Why is Walmart giving 740,000 associates a free Samsung smartphone?

Why is Walmart giving 740,000 associates a free Samsung smartphone?
As CNN reported on Thursday, Walmart had a nice surprise for roughly half of its workforce as the discount retailer announced plans to hand out a free Samsung Galaxy XCover Pro to 740,000 associates. The phones will be disseminated by the end of this year and will include a case and protection plan. The phone retails for $499 and while we know that Walmart isn't paying retail, not including the extras, the value of the handsets being distributed by Walmart comes to more than $369 million using the MSRP..
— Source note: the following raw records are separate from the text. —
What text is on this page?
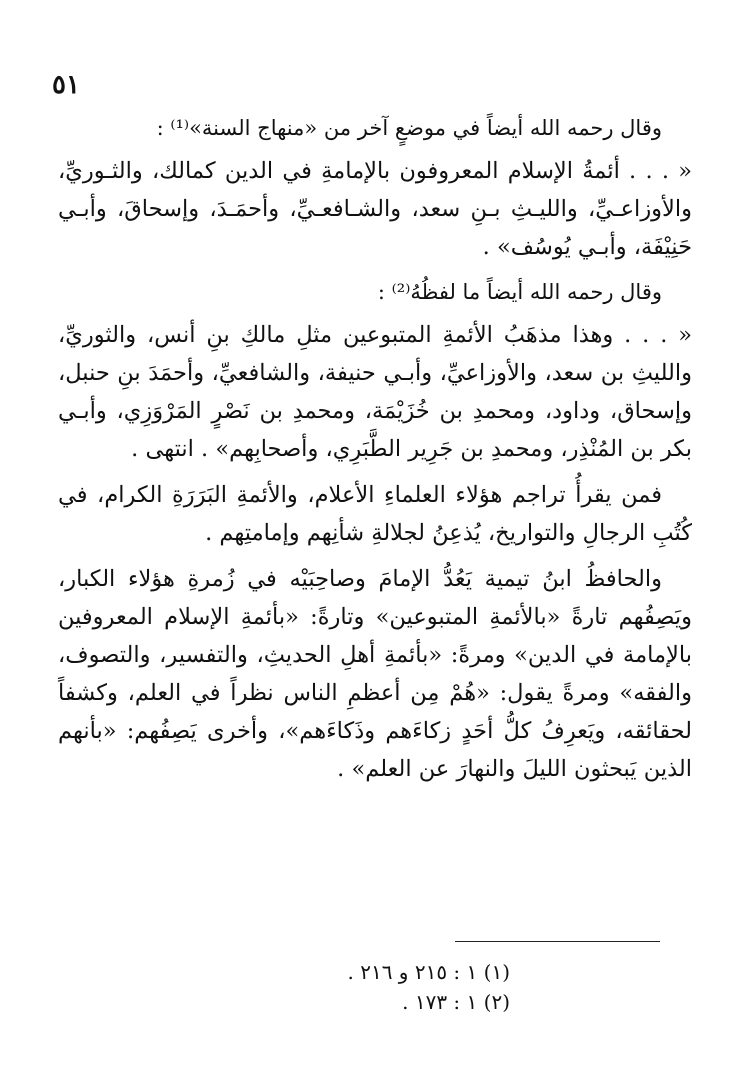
٥١

وقال رحمه الله أيضاً في موضعٍ آخر من «منهاج السنة»⁽¹⁾ :

« . . . أئمةُ الإسلام المعروفون بالإمامةِ في الدين كمالك، والثـوريِّ، والأوزاعـيِّ، والليـثِ بـنِ سعد، والشـافعـيِّ، وأحمَـدَ، وإسحاقَ، وأبـي حَنِيْفَة، وأبـي يُوسُف» .

وقال رحمه الله أيضاً ما لفظُهُ⁽²⁾ :

« . . . وهذا مذهَبُ الأئمةِ المتبوعين مثلِ مالكِ بنِ أنس، والثوريِّ، والليثِ بن سعد، والأوزاعيِّ، وأبـي حنيفة، والشافعيِّ، وأحمَدَ بنِ حنبل، وإسحاق، وداود، ومحمدِ بن خُزَيْمَة، ومحمدِ بن نَصْرٍ المَرْوَزِي، وأبـي بكر بن المُنْذِر، ومحمدِ بن جَرِير الطَّبَرِي، وأصحابِهم» . انتهى .

فمن يقرأُ تراجم هؤلاء العلماءِ الأعلام، والأئمةِ البَرَرَةِ الكرام، في كُتُبِ الرجالِ والتواريخ، يُذعِنُ لجلالةِ شأنِهم وإمامتِهم .

والحافظُ ابنُ تيمية يَعُدُّ الإمامَ وصاحِبَيْه في زُمرةِ هؤلاء الكبار، ويَصِفُهم تارةً «بالأئمةِ المتبوعين» وتارةً: «بأئمةِ الإسلام المعروفين بالإمامة في الدين» ومرةً: «بأئمةِ أهلِ الحديثِ، والتفسير، والتصوف، والفقه» ومرةً يقول: «هُمْ مِن أعظمِ الناس نظراً في العلم، وكشفاً لحقائقه، ويَعرِفُ كلُّ أحَدٍ زكاءَهم وذَكاءَهم»، وأخرى يَصِفُهم: «بأنهم الذين يَبحثون الليلَ والنهارَ عن العلم» .

(١) ١ : ٢١٥ و ٢١٦ .
(٢) ١ : ١٧٣ .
The Galaxy XCover Pro is a rugged handset sporting a Gorilla Glass 5 protected 6.3-inch LCD display and a resolution of 1080 x 2340. That works out to an aspect ratio of 19.5:9. The 10nm Exynos 9611 chipset is under the hood with 4GB of LPDDR4 RAM and 64GB of storage (with 48.5GB available for use).

The camera array on the back includes a primary 25MP shooter and an 8MP Ultra-wide camera. In front there is a 13MP front-facing selfie snapper. The device does come with a 3.5mm earphone jack, and a 4050mAh battery keeps the lights on. Maximum charging rate is 15W.

The company said that it is giving away the Samsung phones in conjunction with the launch of its new app for employees called Me@Walmart. In a release, Walmart said that the app will help employees "simplify daily tasks, serve our customers and plan for life outside of work." With the app, users will be able to arrange their work schedule, clock in when their shift starts and it also "saves time by letting associates ask the app questions to quickly locate merchandise and get answers for customers."

The phone should be able to handle the rough and tumble action on the floor of a typical Walmart with its IP68 protection allowing the handset to be submerged in 1 meter of water (3.3 feet) for up to 30 minutes and escape unscathed. With its MIL-STD-810G military rating, the device is protected from vibrations, extreme temperatures, low pressure, high altitude, and 5-foot drops.